Maple Berry Grits, Beer & Lime Cauliflower Tacos, and Pozole Rojo on Women’s Health Magazine
Cauliflower Cream Pasta with Fresh Herbs on Rachael Ray (video with sound autoplays)
Thug Kitchen Party Grub. The anticipated follow-up cookbook to the original Thug Kitchen cookbook. Overall I was not nearly as impressed with this book as with the other one, starting from my first read-through. Not as many recipes jumped out to me as being creative and different, and there seems to be a heavier reliance on “vegany” ingredients like nutritional yeast. I have yet to actually prepare a recipe from the book. Some that have caught my eye are the coconut pancakes; baked rice and leek cakes; and scrambled curry tofu fried rice.
Vegan Soul Kitchen by Bryant Terry. In my opinion, this is another must-have cookbook from an author who has now released several volumes. I live in Baltimore and soul food is pretty popular here. We even have an all-vegan soul food restaurant, but their food doesn’t hold a candle to Bryant’s recipes. Tempt your taste buds with pan-fried coconut tempeh cubes with creamy celeriac sauce; black-eyed pea fritters with hot pepper sauce; spicy smothered green cabbage; blackened tofu slabs with succotash salsa; and Creole hoppin’-Jean. Among a bajillion other things that trust me, you want to eat. Also awesome? Every recipe comes with a recommended ‘soundtrack’ song.
NB: These recipes call for a TON of oil and a lot of them are deep fried. You can get away with reducing the oil (most of the time) and upping the other seasonings a little.

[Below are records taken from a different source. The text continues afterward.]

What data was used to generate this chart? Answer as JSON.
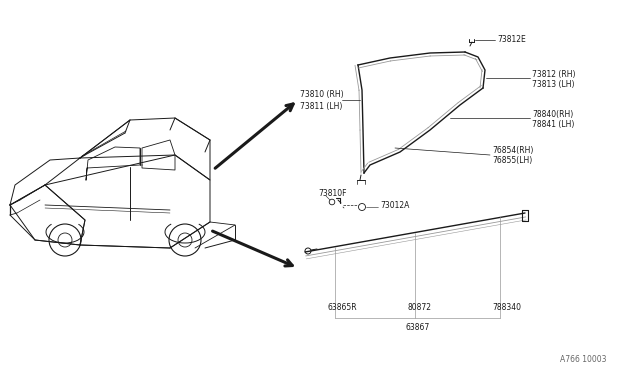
{
  "bg_color": "#ffffff",
  "line_color": "#1a1a1a",
  "gray_color": "#999999",
  "watermark": "A766 10003",
  "labels": {
    "73810_rh": "73810 (RH)",
    "73811_lh": "73811 (LH)",
    "73812e": "73812E",
    "73812_rh": "73812 (RH)",
    "73813_lh": "73813 (LH)",
    "78840_rh": "78840(RH)",
    "78841_lh": "78841 (LH)",
    "76854_rh": "76854(RH)",
    "76855_lh": "76855(LH)",
    "73810f": "73810F",
    "73812a": "73012A",
    "63865r": "63865R",
    "80872": "80872",
    "78834q": "788340",
    "63867": "63867"
  }
}
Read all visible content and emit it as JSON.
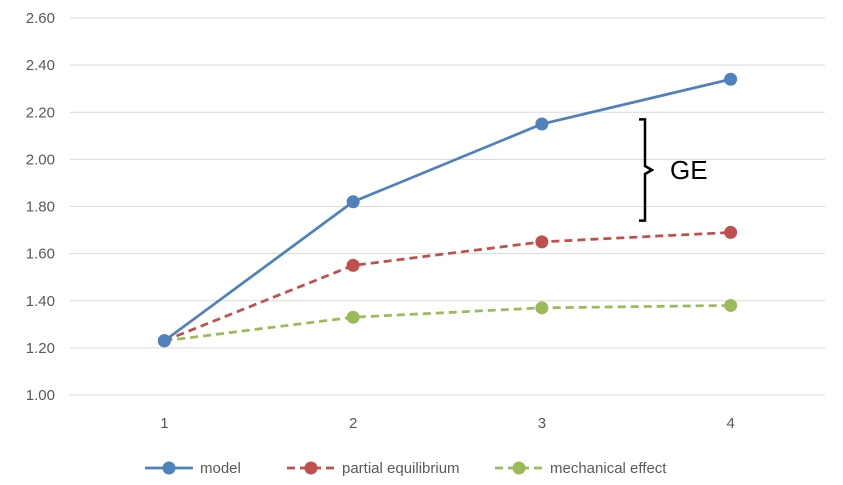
{
  "chart_data": {
    "type": "line",
    "title": "",
    "xlabel": "",
    "ylabel": "",
    "categories": [
      "1",
      "2",
      "3",
      "4"
    ],
    "ylim": [
      1.0,
      2.6
    ],
    "y_ticks": [
      "1.00",
      "1.20",
      "1.40",
      "1.60",
      "1.80",
      "2.00",
      "2.20",
      "2.40",
      "2.60"
    ],
    "grid": "horizontal",
    "legend_position": "bottom",
    "series": [
      {
        "name": "model",
        "values": [
          1.23,
          1.82,
          2.15,
          2.34
        ],
        "color": "#4F81BD",
        "dash": "solid"
      },
      {
        "name": "partial equilibrium",
        "values": [
          1.23,
          1.55,
          1.65,
          1.69
        ],
        "color": "#C0504D",
        "dash": "dashed"
      },
      {
        "name": "mechanical effect",
        "values": [
          1.23,
          1.33,
          1.37,
          1.38
        ],
        "color": "#9BBB59",
        "dash": "dashed"
      }
    ],
    "annotations": [
      {
        "text": "GE",
        "x_between": [
          "3",
          "4"
        ],
        "y_range": [
          1.74,
          2.17
        ],
        "type": "brace"
      }
    ]
  }
}
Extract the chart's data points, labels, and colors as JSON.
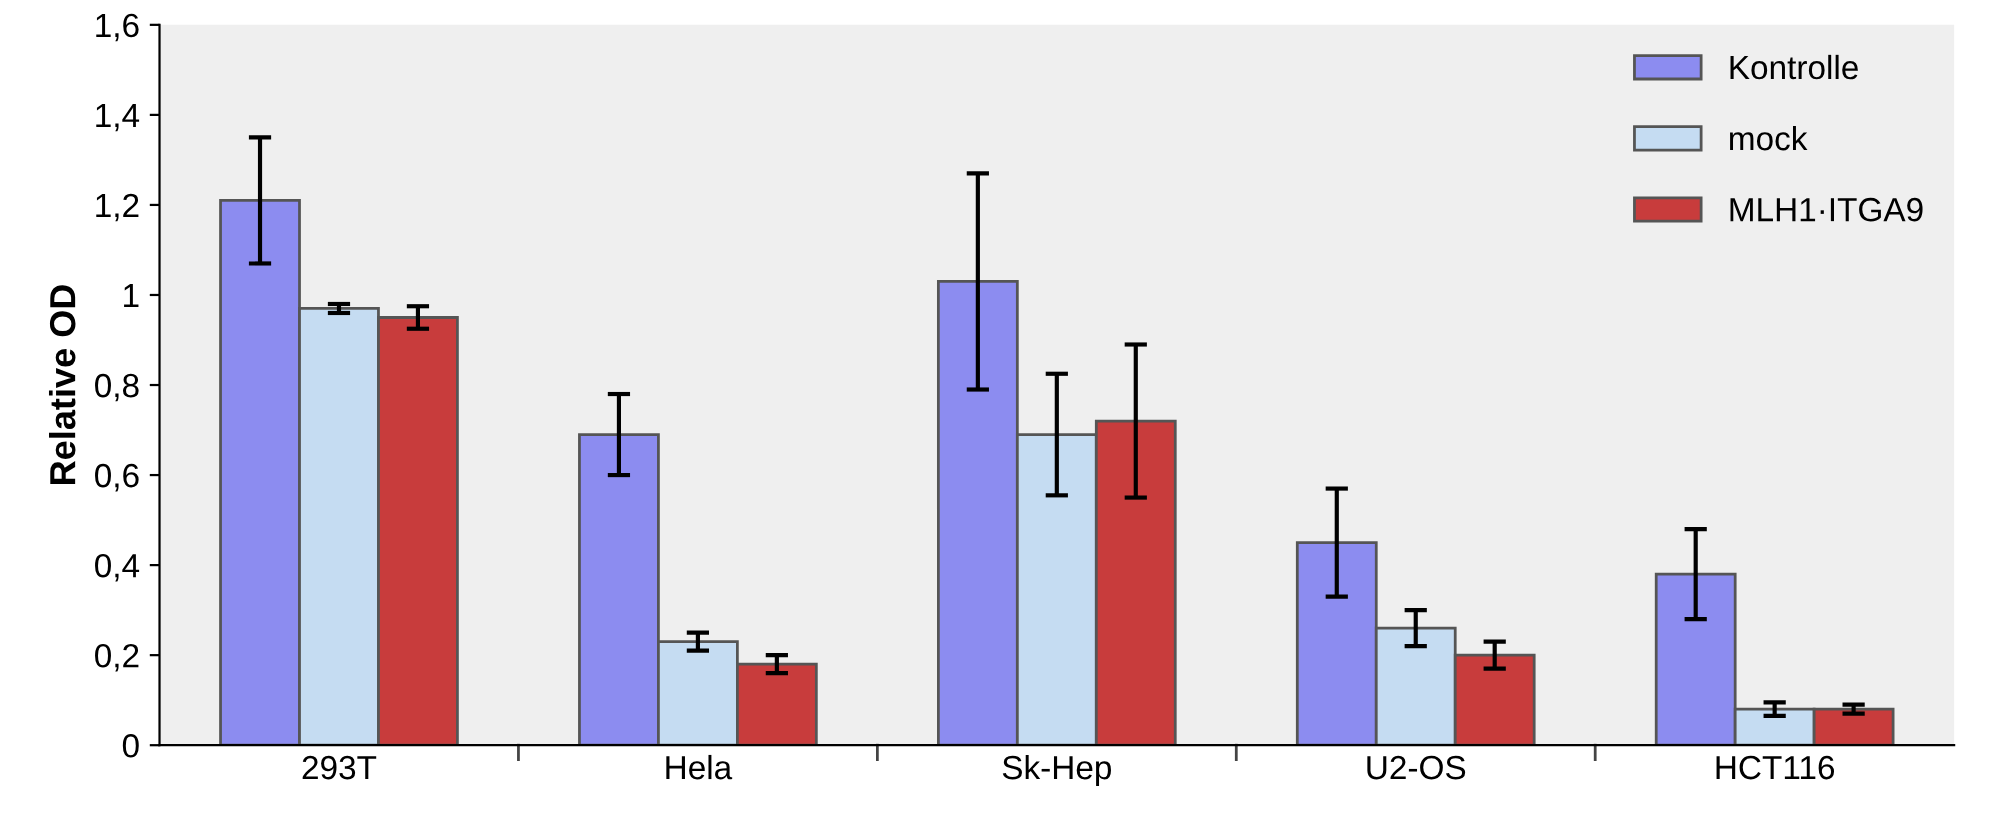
{
  "chart_data": {
    "type": "bar",
    "ylabel": "Relative OD",
    "categories": [
      "293T",
      "Hela",
      "Sk-Hep",
      "U2-OS",
      "HCT116"
    ],
    "series": [
      {
        "name": "Kontrolle",
        "color": "#8c8cf0",
        "values": [
          1.21,
          0.69,
          1.03,
          0.45,
          0.38
        ],
        "errors": [
          0.14,
          0.09,
          0.24,
          0.12,
          0.1
        ]
      },
      {
        "name": "mock",
        "color": "#c5dcf2",
        "values": [
          0.97,
          0.23,
          0.69,
          0.26,
          0.08
        ],
        "errors": [
          0.01,
          0.02,
          0.135,
          0.04,
          0.015
        ]
      },
      {
        "name": "MLH1·ITGA9",
        "color": "#c83c3c",
        "values": [
          0.95,
          0.18,
          0.72,
          0.2,
          0.08
        ],
        "errors": [
          0.025,
          0.02,
          0.17,
          0.03,
          0.01
        ]
      }
    ],
    "ylim": [
      0,
      1.6
    ],
    "yticks": [
      0,
      {
        "value": 0.2,
        "label": "0,2"
      },
      {
        "value": 0.4,
        "label": "0,4"
      },
      {
        "value": 0.6,
        "label": "0,6"
      },
      {
        "value": 0.8,
        "label": "0,8"
      },
      1,
      {
        "value": 1.2,
        "label": "1,2"
      },
      {
        "value": 1.4,
        "label": "1,4"
      },
      {
        "value": 1.6,
        "label": "1,6"
      }
    ],
    "grid": false,
    "legend": "top right"
  }
}
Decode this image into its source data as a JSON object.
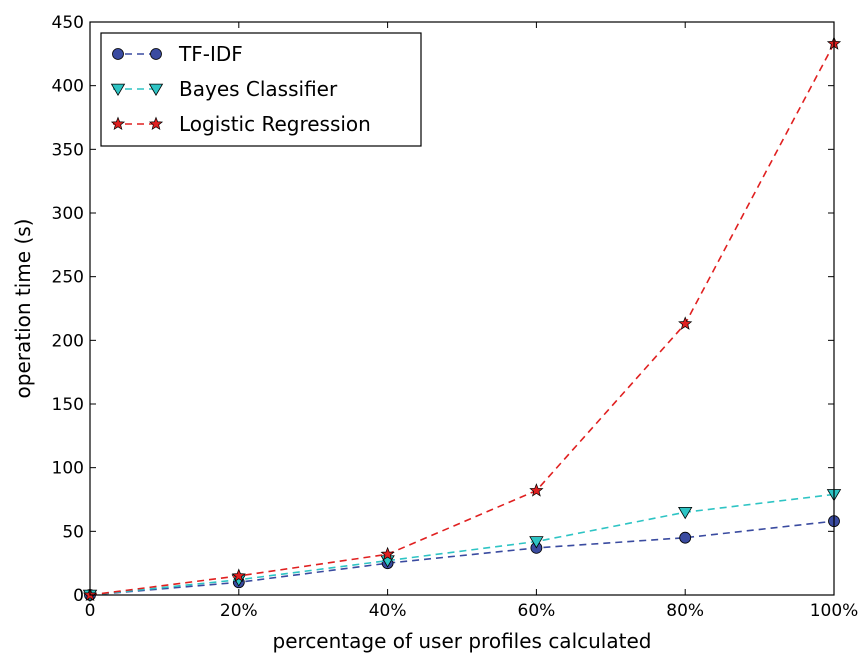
{
  "chart_data": {
    "type": "line",
    "x_categories": [
      "0",
      "20%",
      "40%",
      "60%",
      "80%",
      "100%"
    ],
    "x_values": [
      0,
      20,
      40,
      60,
      80,
      100
    ],
    "xlabel": "percentage of user profiles calculated",
    "ylabel": "operation time (s)",
    "xlim": [
      0,
      100
    ],
    "ylim": [
      0,
      450
    ],
    "y_ticks": [
      0,
      50,
      100,
      150,
      200,
      250,
      300,
      350,
      400,
      450
    ],
    "grid": false,
    "legend_position": "top-left",
    "series": [
      {
        "name": "TF-IDF",
        "values": [
          0,
          10,
          25,
          37,
          45,
          58
        ],
        "color": "#3a4ba0",
        "marker": "circle",
        "line_style": "dashed"
      },
      {
        "name": "Bayes Classifier",
        "values": [
          0,
          12,
          27,
          42,
          65,
          79
        ],
        "color": "#2ec4c4",
        "marker": "triangle-down",
        "line_style": "dashed"
      },
      {
        "name": "Logistic Regression",
        "values": [
          0,
          15,
          32,
          82,
          213,
          433
        ],
        "color": "#e02020",
        "marker": "star",
        "line_style": "dashed"
      }
    ]
  }
}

Vegan Diner by Julie Hasson. Another cookbook from Julie Hasson that falls onto the ‘comfort food’ spectrum. In this book you’ll find things like veggie burgers, cakes and muffins, fries, sandwiches, and everything in between. Some favorites include the mocha muffins; biscuits with creamy sage gravy; and herbed breakfast “sausage” patties.
DIY Vegan by Nicole Axworthy and Lisa Pitman. From no-bake press-in pie crust, to popcorn seasoning, to cashew cheese, to fresh salsa, all of the basics are covered in this book, which I was lucky enough to receive for free. There are several truly special recipes in the book, including the peanut butter cup popcorn. Other than that, in this digital age, I honestly don’t flip through the book much. If I’m looking for a recipe for a specific staple it’s easier for me to Google it than to look it up in the table of contents of this book, but depending on your style, this could be a great resource for you to have on hand. Some recipes require special ingredients for obvious reasons (like probiotics to make yogurt and aged cheese), but generally the ingredients are simple and easy, and the recipes are reliable.